En bref. Arm est l'une des entreprises les plus présentes dans l'informatique mondiale sans que son nom apparaisse forcément sur les produits. Elle définit une architecture de processeur, conçoit des cœurs et des sous-systèmes, puis accorde des licences à des fabricants qui les intègrent dans leurs propres puces.
Ce modèle a porté Arm du smartphone au PC, à l'automobile et au datacenter. En 2026, il change cependant d'échelle : l'entreprise ne se contente plus de vendre de la propriété intellectuelle et prépare son premier processeur de serveur livré comme un produit en silicium. Cette évolution ouvre un relais de croissance, mais elle brouille aussi la frontière entre fournisseur neutre et concurrent de certains partenaires.
Arm vend une architecture avant de vendre une puce
Une architecture de jeu d'instructions, ou ISA, décrit ce qu'un processeur doit comprendre : instructions, registres, accès mémoire, exceptions et niveaux de privilège. La microarchitecture décrit ensuite comment le processeur exécute concrètement ces instructions. Enfin, le système sur puce assemble CPU, GPU, accélérateurs, mémoire, interfaces et autres blocs avant d'être fabriqué dans une fonderie.
Arm intervient à plusieurs niveaux de cette chaîne. L'entreprise maintient l'architecture, fournit des cœurs Cortex ou Neoverse prêts à intégrer, des GPU Mali, des interconnexions, des outils logiciels et désormais des Compute Subsystems, ou CSS, déjà assemblés et validés. Un client peut donc acheter une brique précise ou partir d'une plateforme beaucoup plus complète.
Cette distinction explique pourquoi deux processeurs Arm peuvent être très différents. Ils partagent une compatibilité logicielle, mais pas nécessairement le même dessin interne, le même nombre de cœurs, le même GPU ni la même consommation. Arm indique que son architecture a été déployée dans plus de 350 milliards de puces et équipe plus de 99 % des smartphones ; cette échelle vient justement de la diversité des implémentations.
Licence de technologie et licence d'architecture ne donnent pas la même liberté
Avec une licence de technologie, un client intègre un design Arm existant, par exemple un cœur Cortex ou Neoverse, dans sa puce. Avec une licence d'architecture, il peut développer sa propre microarchitecture compatible avec l'ISA Arm. Cette seconde voie exige davantage de temps, de compétences et de budget, mais elle permet de différencier profondément les performances et l'efficacité.
Qualcomm illustre cette liberté avec ses cœurs Oryon dans les plateformes Snapdragon. Apple suit également sa propre trajectoire avec ses puces A et M. Ces entreprises ne se contentent pas d'apposer leur marque sur un cœur standard : elles conçoivent une implémentation spécifique tout en conservant la compatibilité avec l'architecture licenciée.

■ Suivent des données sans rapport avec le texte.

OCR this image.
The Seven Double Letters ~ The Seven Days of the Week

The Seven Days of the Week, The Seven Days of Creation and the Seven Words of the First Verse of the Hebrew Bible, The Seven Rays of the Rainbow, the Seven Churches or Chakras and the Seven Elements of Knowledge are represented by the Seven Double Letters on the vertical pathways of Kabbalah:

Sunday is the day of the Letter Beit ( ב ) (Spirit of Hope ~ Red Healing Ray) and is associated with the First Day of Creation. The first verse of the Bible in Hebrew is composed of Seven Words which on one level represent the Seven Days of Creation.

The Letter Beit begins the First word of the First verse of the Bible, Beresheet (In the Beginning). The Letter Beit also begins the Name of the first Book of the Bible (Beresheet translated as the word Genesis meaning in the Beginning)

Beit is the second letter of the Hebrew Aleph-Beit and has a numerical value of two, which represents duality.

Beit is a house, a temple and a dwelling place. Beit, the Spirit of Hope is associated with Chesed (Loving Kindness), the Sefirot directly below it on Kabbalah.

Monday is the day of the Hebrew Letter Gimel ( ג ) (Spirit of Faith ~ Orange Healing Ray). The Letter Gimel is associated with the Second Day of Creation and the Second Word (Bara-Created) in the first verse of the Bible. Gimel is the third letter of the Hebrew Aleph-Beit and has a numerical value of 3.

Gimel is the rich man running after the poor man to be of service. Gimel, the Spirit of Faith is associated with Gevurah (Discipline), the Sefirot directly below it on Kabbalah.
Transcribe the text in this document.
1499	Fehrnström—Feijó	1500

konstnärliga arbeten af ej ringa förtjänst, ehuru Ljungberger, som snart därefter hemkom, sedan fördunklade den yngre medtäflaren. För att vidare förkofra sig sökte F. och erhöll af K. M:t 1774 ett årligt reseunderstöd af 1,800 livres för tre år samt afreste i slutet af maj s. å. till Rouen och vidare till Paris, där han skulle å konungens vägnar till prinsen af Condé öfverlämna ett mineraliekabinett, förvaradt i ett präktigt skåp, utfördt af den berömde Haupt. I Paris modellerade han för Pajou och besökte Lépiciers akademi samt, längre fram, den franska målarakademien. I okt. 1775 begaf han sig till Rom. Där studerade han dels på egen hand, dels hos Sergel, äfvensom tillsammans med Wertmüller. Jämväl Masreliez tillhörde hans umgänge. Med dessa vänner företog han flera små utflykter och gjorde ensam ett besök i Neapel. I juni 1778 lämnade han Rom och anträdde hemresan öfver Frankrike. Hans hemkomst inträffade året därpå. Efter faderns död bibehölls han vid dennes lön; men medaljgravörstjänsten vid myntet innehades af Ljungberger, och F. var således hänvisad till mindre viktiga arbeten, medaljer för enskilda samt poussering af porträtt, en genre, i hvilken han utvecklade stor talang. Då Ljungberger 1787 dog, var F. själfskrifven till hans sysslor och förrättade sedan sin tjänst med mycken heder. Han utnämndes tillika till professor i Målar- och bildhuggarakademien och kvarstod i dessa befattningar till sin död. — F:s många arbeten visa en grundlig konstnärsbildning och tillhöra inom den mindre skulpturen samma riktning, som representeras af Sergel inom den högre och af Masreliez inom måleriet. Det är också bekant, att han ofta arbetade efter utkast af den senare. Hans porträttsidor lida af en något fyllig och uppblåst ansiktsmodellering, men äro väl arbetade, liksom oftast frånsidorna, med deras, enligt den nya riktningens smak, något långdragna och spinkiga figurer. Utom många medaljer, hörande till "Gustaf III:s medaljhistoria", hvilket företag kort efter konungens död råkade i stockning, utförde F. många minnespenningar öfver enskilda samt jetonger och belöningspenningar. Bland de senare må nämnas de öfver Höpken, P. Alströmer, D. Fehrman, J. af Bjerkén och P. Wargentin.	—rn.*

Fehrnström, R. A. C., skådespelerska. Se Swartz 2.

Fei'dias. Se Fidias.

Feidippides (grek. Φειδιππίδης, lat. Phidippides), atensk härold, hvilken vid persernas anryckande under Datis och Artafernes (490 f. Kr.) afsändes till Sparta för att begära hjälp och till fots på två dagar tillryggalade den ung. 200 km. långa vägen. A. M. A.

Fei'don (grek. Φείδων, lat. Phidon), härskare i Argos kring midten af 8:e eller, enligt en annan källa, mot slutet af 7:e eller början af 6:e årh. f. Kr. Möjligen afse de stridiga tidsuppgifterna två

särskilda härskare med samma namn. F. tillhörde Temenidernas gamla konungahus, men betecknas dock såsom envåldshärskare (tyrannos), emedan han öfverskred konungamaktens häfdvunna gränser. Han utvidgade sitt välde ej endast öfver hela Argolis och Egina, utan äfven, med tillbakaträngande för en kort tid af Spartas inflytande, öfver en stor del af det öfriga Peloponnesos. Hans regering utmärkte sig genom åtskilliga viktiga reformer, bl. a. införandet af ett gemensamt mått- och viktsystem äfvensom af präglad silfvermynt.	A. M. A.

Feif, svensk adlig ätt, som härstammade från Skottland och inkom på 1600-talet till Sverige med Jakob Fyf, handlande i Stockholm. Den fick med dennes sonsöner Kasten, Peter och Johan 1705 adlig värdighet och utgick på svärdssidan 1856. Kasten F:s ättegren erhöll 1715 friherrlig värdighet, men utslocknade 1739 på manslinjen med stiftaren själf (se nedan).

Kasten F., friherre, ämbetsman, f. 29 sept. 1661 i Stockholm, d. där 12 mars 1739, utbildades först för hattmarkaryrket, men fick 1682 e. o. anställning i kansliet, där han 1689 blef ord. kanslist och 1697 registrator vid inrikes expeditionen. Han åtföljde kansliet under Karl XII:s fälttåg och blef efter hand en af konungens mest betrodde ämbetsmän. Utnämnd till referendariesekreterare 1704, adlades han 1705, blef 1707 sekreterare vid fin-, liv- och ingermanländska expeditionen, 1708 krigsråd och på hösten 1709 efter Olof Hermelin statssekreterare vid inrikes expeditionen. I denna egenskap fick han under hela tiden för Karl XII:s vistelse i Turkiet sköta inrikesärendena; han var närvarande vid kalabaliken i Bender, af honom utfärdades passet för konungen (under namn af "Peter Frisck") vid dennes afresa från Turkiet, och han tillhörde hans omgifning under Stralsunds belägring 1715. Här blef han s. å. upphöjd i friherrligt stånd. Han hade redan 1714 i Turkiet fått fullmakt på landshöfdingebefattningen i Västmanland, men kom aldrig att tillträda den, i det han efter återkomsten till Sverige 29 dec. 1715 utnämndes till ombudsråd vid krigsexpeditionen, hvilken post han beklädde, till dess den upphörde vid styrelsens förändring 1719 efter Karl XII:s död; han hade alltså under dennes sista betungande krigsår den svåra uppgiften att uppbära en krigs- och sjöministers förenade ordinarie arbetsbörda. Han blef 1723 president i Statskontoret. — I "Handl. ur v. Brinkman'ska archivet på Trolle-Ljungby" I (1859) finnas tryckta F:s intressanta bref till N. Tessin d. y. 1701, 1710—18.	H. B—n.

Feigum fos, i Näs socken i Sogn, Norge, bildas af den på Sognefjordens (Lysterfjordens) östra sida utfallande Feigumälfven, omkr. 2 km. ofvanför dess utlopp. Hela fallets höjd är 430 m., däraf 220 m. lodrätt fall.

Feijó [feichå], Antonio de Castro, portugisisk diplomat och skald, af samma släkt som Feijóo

Arm propose aussi des contrats donnant accès à un portefeuille plus large. Total Access vise les grands programmes qui veulent évaluer plusieurs technologies récentes. Flexible Access permet aux équipes plus petites d'expérimenter avant de payer les licences liées au design finalement envoyé en fabrication. Dans tous les cas, les droits précis dépendent du contrat ; « utiliser Arm » ne désigne pas un accord commercial unique.
Les redevances transforment chaque succès client en revenu récurrent
Le modèle associe généralement un paiement de licence à des redevances sur les puces expédiées. Ces redevances peuvent être calculées comme un montant fixe par unité ou comme une part du prix du composant. Elles augmentent généralement lorsque le client intègre davantage de technologies Arm dans le même produit.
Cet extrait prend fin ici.